Optika.id - Salah satu tradisi yang tidak bisa dilepaskan saat hari raya Idul Fitri di Indonesia adalah tradisi bagi-bagi THR (Tunjangan Hari Raya) Mudik dan menukar uang baru. Bagaimana asal usulnya menurut aspek sosiologis?

Pakar sosiologi Universitas Airlangga (UNAIR), Prof Musta'in Mashud, menjelaskan ketiga tradisi menjelang lebaran ini melalui kacamata sosiologi. Menurutnya, tradisi-tradisi tersebut memiliki akar sejarah yang unik serta patut diapresiasi keberadaannya.

Baca juga: Maulid Nabi Ternyata Bukan Syiah yang Mengawalinya

Ini Asal Usulnya:

  1. Mudik

Mudik atau singkatan dari 'mulih dilik' memiliki arti pulang sebentar. Sesuai namanya, mudik merupakan tradisi lebaran yang umum dilakukan masyarakat urban untuk kembali ke kampung halaman.

Musta'in menjelaskan, mudik merupakan momen untuk kembali kepada memori masa lampau bersama keluarga. Hal ini merupakan konsekuensi logis yang terbentuk secara alami di dalam diri manusia ketika berada jauh dari keluarga.

Momen mudik sudah menjadi kebutuhan diri dan tidak dapat digantikan maupun dikalkulasikan secara ekonomi. Inilah yang membuat orang rela melakukan mudik meski tahu biaya yang dikeluarkan tidak sedikit.

"Proses untuk kembali dari tempat bekerja itu sebagian dari romantisme mereka, jadi segala sesuatu itu tidak bisa dinilai dengan kalkulasi rasional secara ekonomi," ujar Prof Musta'in dalam laman resmi UNAIR, Rabu (4/5/2022).

  1. Bagi-Bagi THR

Bagi-bagi THR sudah menjadi tradisi yang sangat ditunggu-tunggu oleh pekerja menjelang Hari Raya Idulfitri. Istilah ini bahkan dipakai juga untuk memberikan uang kepada keponakan atau saudara yang masih kecil saat momen lebaran.

Menurut Musta'in, bagi-bagi THR dan menunaikan zakat keduanya memiliki makna yang sama jika dilihat dari kacamata sosiologi, yakni sebagai bentuk semangat manusia untuk kembali ke fitrah.
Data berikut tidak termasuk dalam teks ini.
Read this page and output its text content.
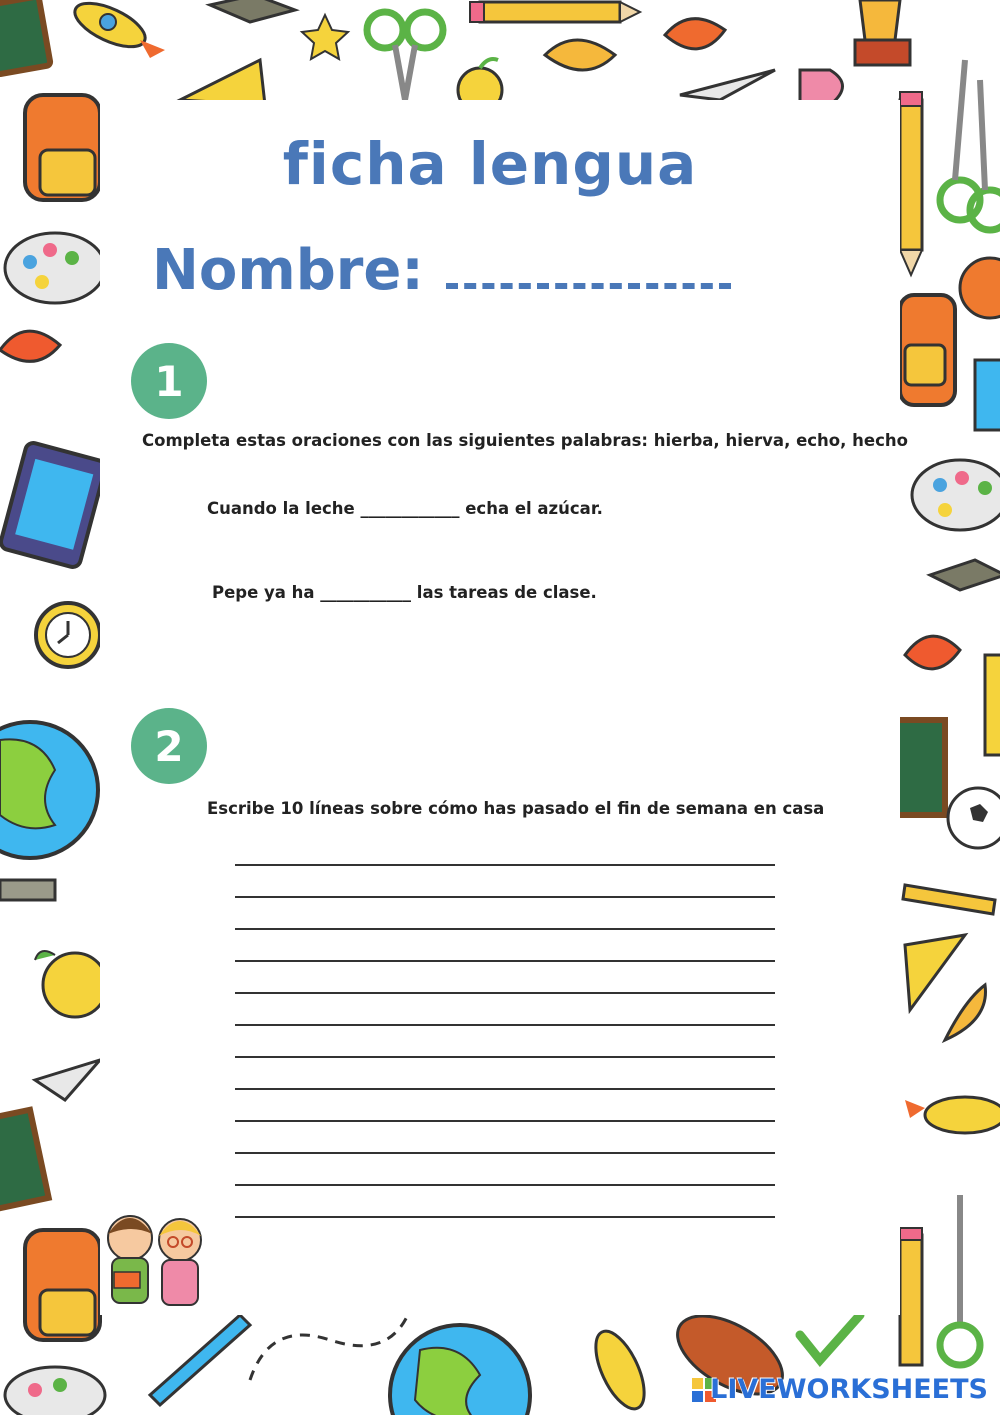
ficha lengua
Nombre:
1
Completa estas oraciones con las siguientes palabras: hierba, hierva, echo, hecho
Cuando la leche ____________ echa el azúcar.
Pepe ya ha ___________ las tareas de clase.
2
Escribe 10 líneas sobre cómo has pasado el fin de semana en casa
LIVEWORKSHEETS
Fitrahnya manusia adalah makhluk sosial yang tidak bisa hidup sendiri. Oleh sebab itu, manusia membentuk komunalitas untuk saling berinteraksi dan berbagi dalam memenuhi hajatnya.
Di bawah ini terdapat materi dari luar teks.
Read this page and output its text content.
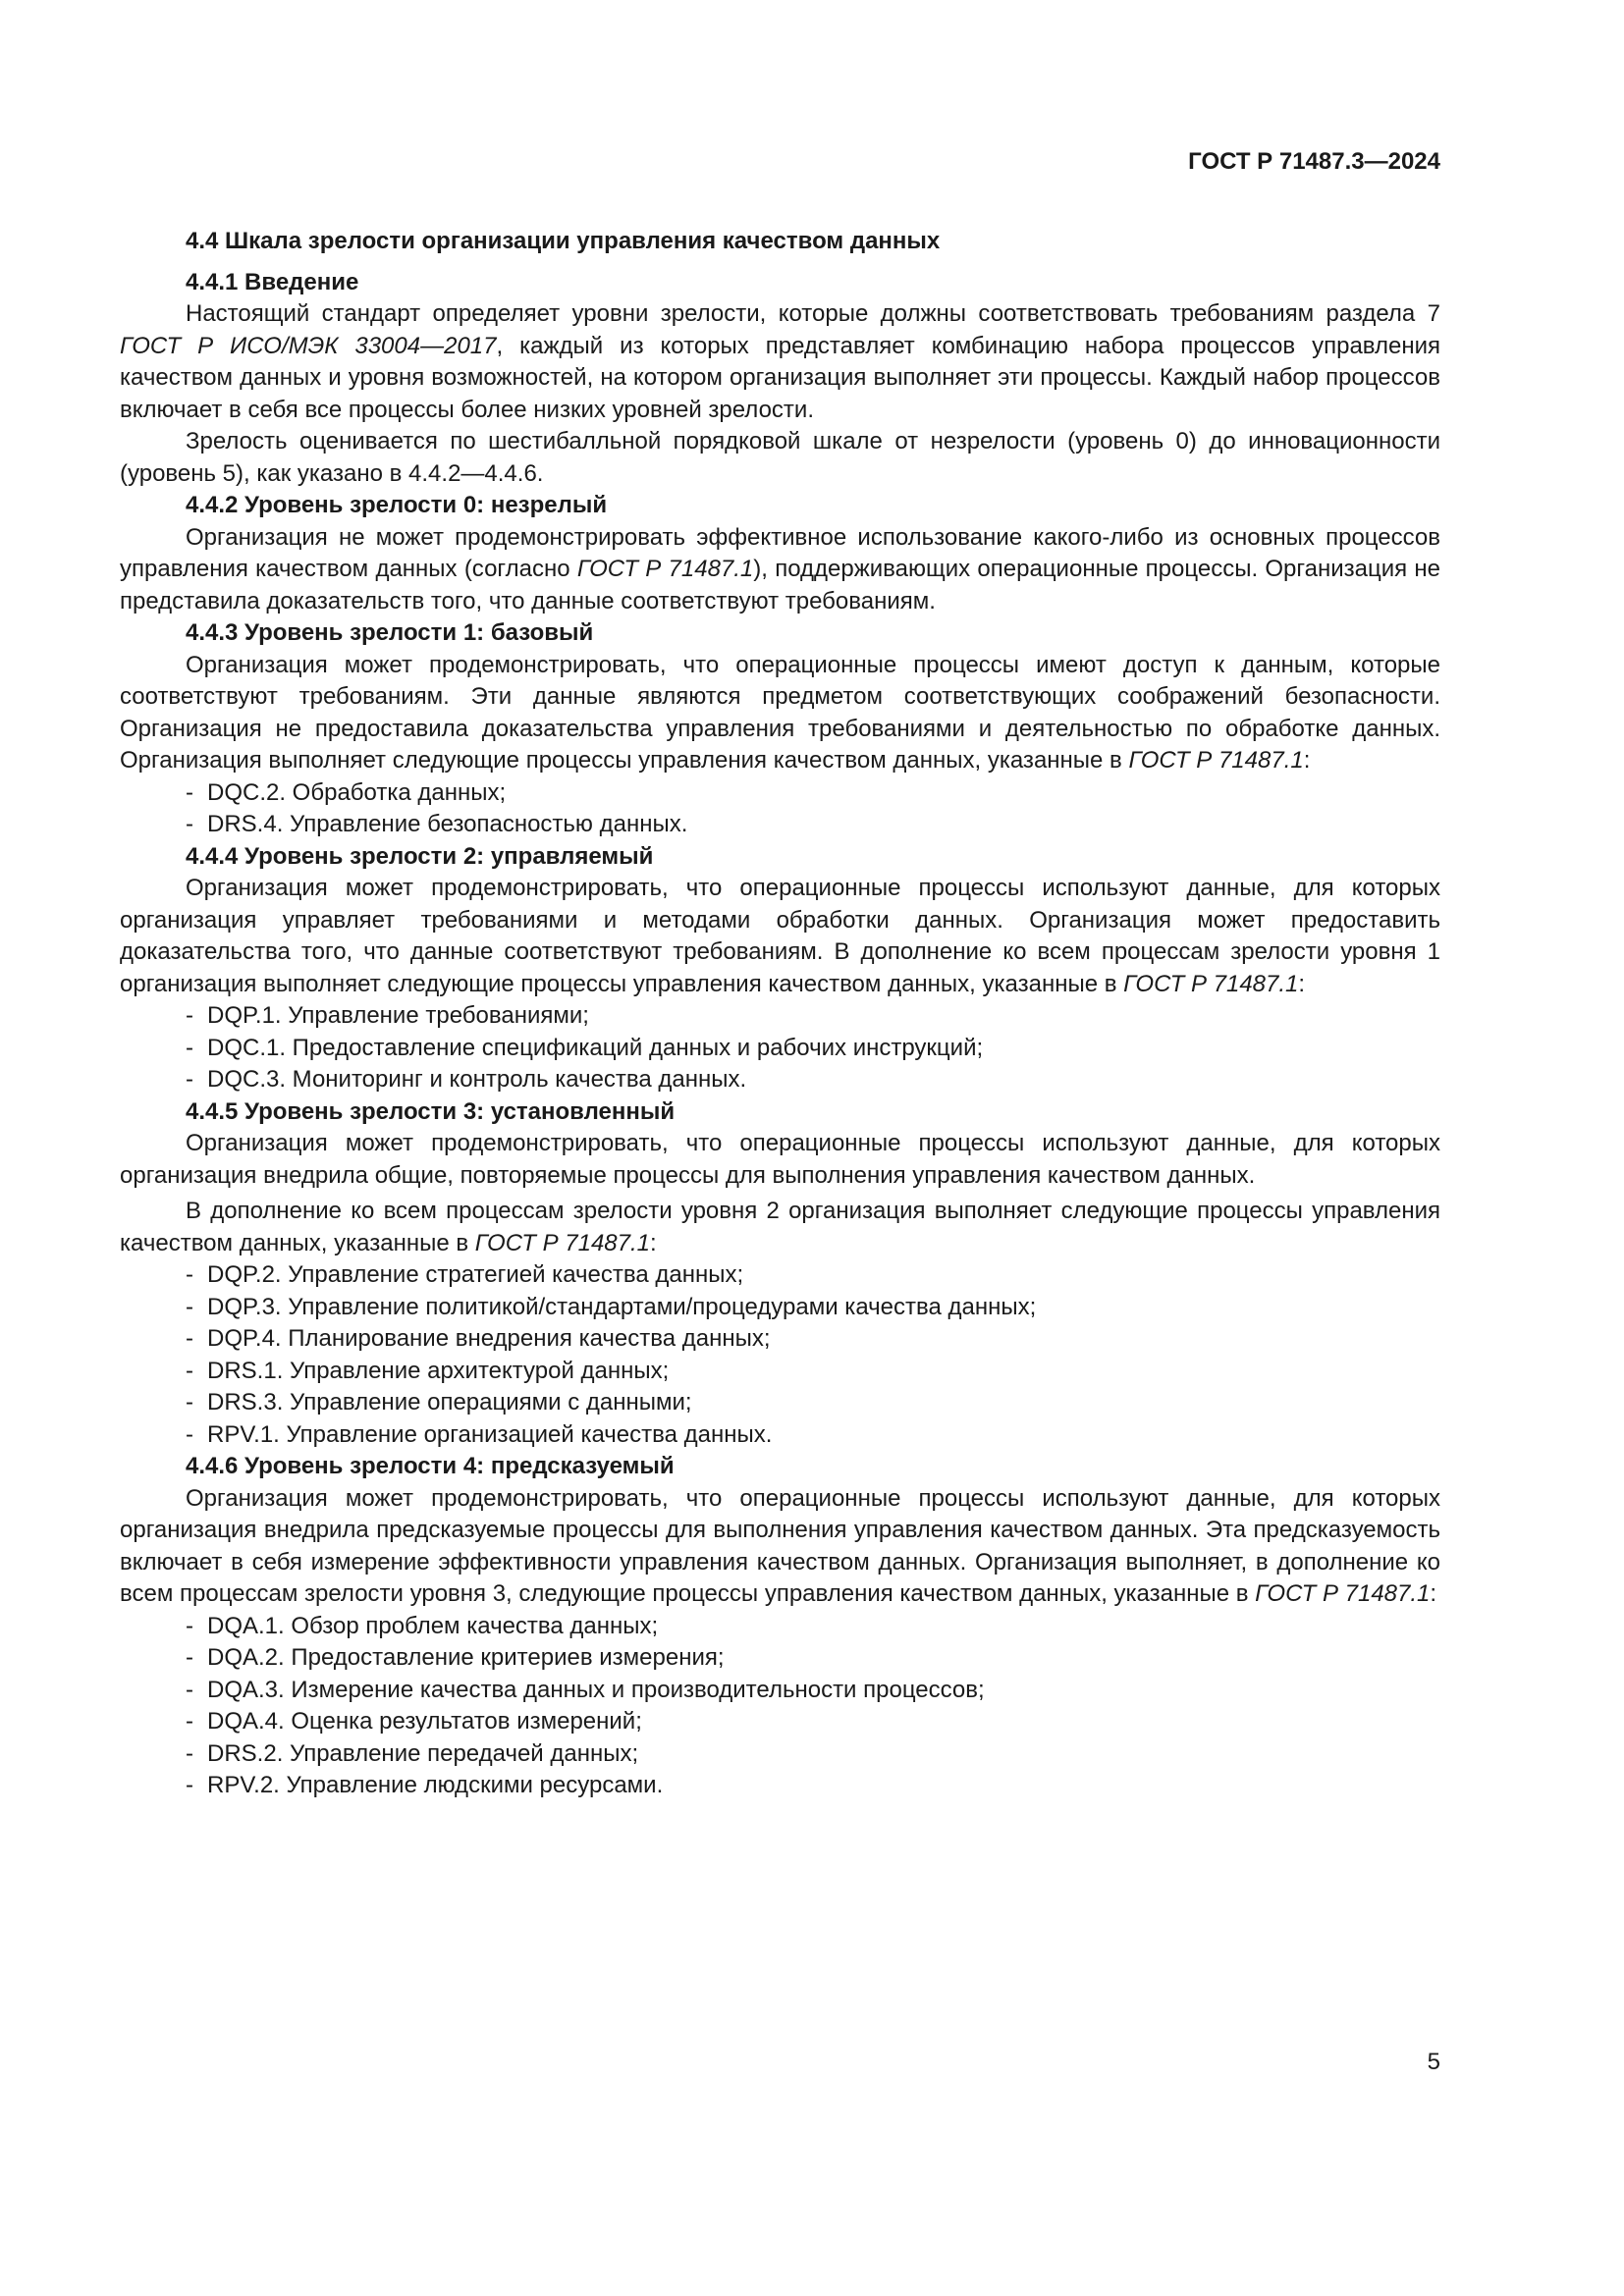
ГОСТ Р 71487.3—2024

4.4 Шкала зрелости организации управления качеством данных

4.4.1 Введение

Настоящий стандарт определяет уровни зрелости, которые должны соответствовать требованиям раздела 7 ГОСТ Р ИСО/МЭК 33004—2017, каждый из которых представляет комбинацию набора процессов управления качеством данных и уровня возможностей, на котором организация выполняет эти процессы. Каждый набор процессов включает в себя все процессы более низких уровней зрелости.

Зрелость оценивается по шестибалльной порядковой шкале от незрелости (уровень 0) до инновационности (уровень 5), как указано в 4.4.2—4.4.6.

4.4.2 Уровень зрелости 0: незрелый

Организация не может продемонстрировать эффективное использование какого-либо из основных процессов управления качеством данных (согласно ГОСТ Р 71487.1), поддерживающих операционные процессы. Организация не представила доказательств того, что данные соответствуют требованиям.

4.4.3 Уровень зрелости 1: базовый

Организация может продемонстрировать, что операционные процессы имеют доступ к данным, которые соответствуют требованиям. Эти данные являются предметом соответствующих соображений безопасности. Организация не предоставила доказательства управления требованиями и деятельностью по обработке данных. Организация выполняет следующие процессы управления качеством данных, указанные в ГОСТ Р 71487.1:

- DQC.2. Обработка данных;
- DRS.4. Управление безопасностью данных.

4.4.4 Уровень зрелости 2: управляемый

Организация может продемонстрировать, что операционные процессы используют данные, для которых организация управляет требованиями и методами обработки данных. Организация может предоставить доказательства того, что данные соответствуют требованиям. В дополнение ко всем процессам зрелости уровня 1 организация выполняет следующие процессы управления качеством данных, указанные в ГОСТ Р 71487.1:

- DQP.1. Управление требованиями;
- DQC.1. Предоставление спецификаций данных и рабочих инструкций;
- DQC.3. Мониторинг и контроль качества данных.

4.4.5 Уровень зрелости 3: установленный

Организация может продемонстрировать, что операционные процессы используют данные, для которых организация внедрила общие, повторяемые процессы для выполнения управления качеством данных.

В дополнение ко всем процессам зрелости уровня 2 организация выполняет следующие процессы управления качеством данных, указанные в ГОСТ Р 71487.1:

- DQP.2. Управление стратегией качества данных;
- DQP.3. Управление политикой/стандартами/процедурами качества данных;
- DQP.4. Планирование внедрения качества данных;
- DRS.1. Управление архитектурой данных;
- DRS.3. Управление операциями с данными;
- RPV.1. Управление организацией качества данных.

4.4.6 Уровень зрелости 4: предсказуемый

Организация может продемонстрировать, что операционные процессы используют данные, для которых организация внедрила предсказуемые процессы для выполнения управления качеством данных. Эта предсказуемость включает в себя измерение эффективности управления качеством данных. Организация выполняет, в дополнение ко всем процессам зрелости уровня 3, следующие процессы управления качеством данных, указанные в ГОСТ Р 71487.1:

- DQA.1. Обзор проблем качества данных;
- DQA.2. Предоставление критериев измерения;
- DQA.3. Измерение качества данных и производительности процессов;
- DQA.4. Оценка результатов измерений;
- DRS.2. Управление передачей данных;
- RPV.2. Управление людскими ресурсами.
5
Pada masyarakat pedesaan, kebersamaan dan solidaritas terjaga dengan baik karena didukung oleh budaya tradisional dan struktur mata pencaharian masyarakat yang berada dekat dengan lingkungan rumah. Mereka dulu belum mengenal istilah THR.

Baca juga: Sayembara Desain Eks Kawasan THR, Peserta Siapkan Berbagai Macam Ide!

Namun, karena sifat moral dan fitrah manusia, pembagian keuntungan usaha antar individu berdasarkan hierarki pekerjaan sudah terbentuk. Hal itu dinamakan patron-klien.

"Secara moral di desa itu orang kaya memiliki kewajiban, si kaya memberi kepada yang miskin," ujar guru besar sosiologi itu.

Seiring berjalannya waktu, tumbuh industri-industri di perkotaan yang membuat masyarakat desa ikut bekerja pada korporasi dengan sistem profesional, meski begitu fitrah kemanusiaan tidaklah luntur. Manusia tetap saling bantu membantu serta berbagi, hanya saja dalam berbagi terkadang manusia menunggu momen yang tepat, salah satunya pada momen Idulfitri.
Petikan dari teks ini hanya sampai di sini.